AMA: Settles Sunbeam Suit For $10 Million
The American Medical Association announced Friday that it has settled the lawsuit filed against it by Sunbeam Corp. after the physicians group backed out of a controversial product-endorsement deal with the health care product manufacturer. The AMA will pay Sunbeam $10 million, "thus ending one of the most embarrassing chapters in the Chicago-based group's history." The Chicago Tribune reports that the deal comprises $2 million in "out-of-pocket expenses" including legal fees and $7.9 million in damages Sunbeam incurred due to the AMA's decision (Japsen, 8/1). The exclusive, five-year trademark licensing agreement was announced last August. It called for AMA health care information to be packaged with selected Sunbeam health care products, which would also bear the AMA name and logo. But shortly after the deal was announced, the AMA Board of Trustees announced that the contract was in conflict with AMA policy and principles and directed the AMA not go forward with the contract. Sunbeam initiated litigation to enforce the agreement (AMA release, 7/31). The Chicago Tribune reports that Sunbeam approached new AMA Vice President E. Ratcliffe Anderson with the settlement proposal, thereby avoiding the trial which was set to begin November 2 in U.S. District Court in Chicago.
Fallout
"Our agreement resolves all outstanding differences between our organizations," said AMA Board Chair Dr.

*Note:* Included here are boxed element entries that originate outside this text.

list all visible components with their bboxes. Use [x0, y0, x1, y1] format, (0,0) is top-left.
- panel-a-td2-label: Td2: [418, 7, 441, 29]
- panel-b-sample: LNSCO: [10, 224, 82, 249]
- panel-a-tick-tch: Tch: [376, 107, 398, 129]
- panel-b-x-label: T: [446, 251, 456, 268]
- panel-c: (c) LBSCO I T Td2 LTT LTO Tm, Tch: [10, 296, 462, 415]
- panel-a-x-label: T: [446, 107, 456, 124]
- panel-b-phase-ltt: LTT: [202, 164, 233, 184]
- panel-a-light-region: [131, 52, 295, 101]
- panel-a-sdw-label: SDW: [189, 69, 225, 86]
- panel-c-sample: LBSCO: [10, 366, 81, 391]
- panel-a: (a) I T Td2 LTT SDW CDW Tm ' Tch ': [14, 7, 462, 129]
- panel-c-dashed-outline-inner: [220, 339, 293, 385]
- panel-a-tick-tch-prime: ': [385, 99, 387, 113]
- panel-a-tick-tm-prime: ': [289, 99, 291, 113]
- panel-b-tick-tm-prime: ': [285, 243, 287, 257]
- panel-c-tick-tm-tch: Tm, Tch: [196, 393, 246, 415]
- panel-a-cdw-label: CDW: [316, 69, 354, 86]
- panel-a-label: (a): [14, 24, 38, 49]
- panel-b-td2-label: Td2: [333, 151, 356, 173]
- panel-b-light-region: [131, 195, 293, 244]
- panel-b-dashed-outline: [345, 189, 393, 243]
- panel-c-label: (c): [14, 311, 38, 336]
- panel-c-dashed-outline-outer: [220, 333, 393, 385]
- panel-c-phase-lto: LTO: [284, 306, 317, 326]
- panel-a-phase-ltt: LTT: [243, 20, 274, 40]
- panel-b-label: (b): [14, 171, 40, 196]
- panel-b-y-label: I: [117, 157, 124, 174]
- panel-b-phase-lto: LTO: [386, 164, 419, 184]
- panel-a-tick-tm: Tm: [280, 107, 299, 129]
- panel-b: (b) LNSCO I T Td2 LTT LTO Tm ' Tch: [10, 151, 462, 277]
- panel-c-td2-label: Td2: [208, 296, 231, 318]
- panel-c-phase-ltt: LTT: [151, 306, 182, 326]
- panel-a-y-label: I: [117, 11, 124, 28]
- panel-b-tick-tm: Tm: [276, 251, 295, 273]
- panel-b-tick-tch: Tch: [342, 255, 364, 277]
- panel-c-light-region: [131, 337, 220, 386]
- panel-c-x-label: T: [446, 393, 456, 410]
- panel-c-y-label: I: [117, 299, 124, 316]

Randolph Smoak Jr. "This chapter in the life of the AMA is closed, once and for all. The AMA is now fully focused on its historic mission to serve America's patients and the quality of American medicine," he added (8/1). But, the Dallas Morning News reports that many AMA members are unhappy about the final terms of the deal. "It's going to make a lot of people mad when they find out how much money it is," said Dr. Robert Gunby, president of the Dallas County Medical Society. Dr. Carolyn Evans said, "That's just kind of mind blowing. I don't know what that's going to do in terms of our members." The AMA's House of Delegates has already adopted a list of 12 principles that it says will prevent a similar situation from occurring (Ornstein, 8/3). Still, the "settlement is sure to be an additional blow to the medical association, which had an operating loss of $1.7 million in 1997, after two years in the black, and suffers declining membership," with fewer than 43% of American physicians now enrolled. Dr. Jerry Schenken, a former AMA board member, said, "Sunbeam wasn't the only thing wrong, it just couldn't have come at a worse time. The AMA needs to viewed as an organization in which doctors can have confidence, and most doctors don't even want to be members" (Chicago Tribune, 8/1).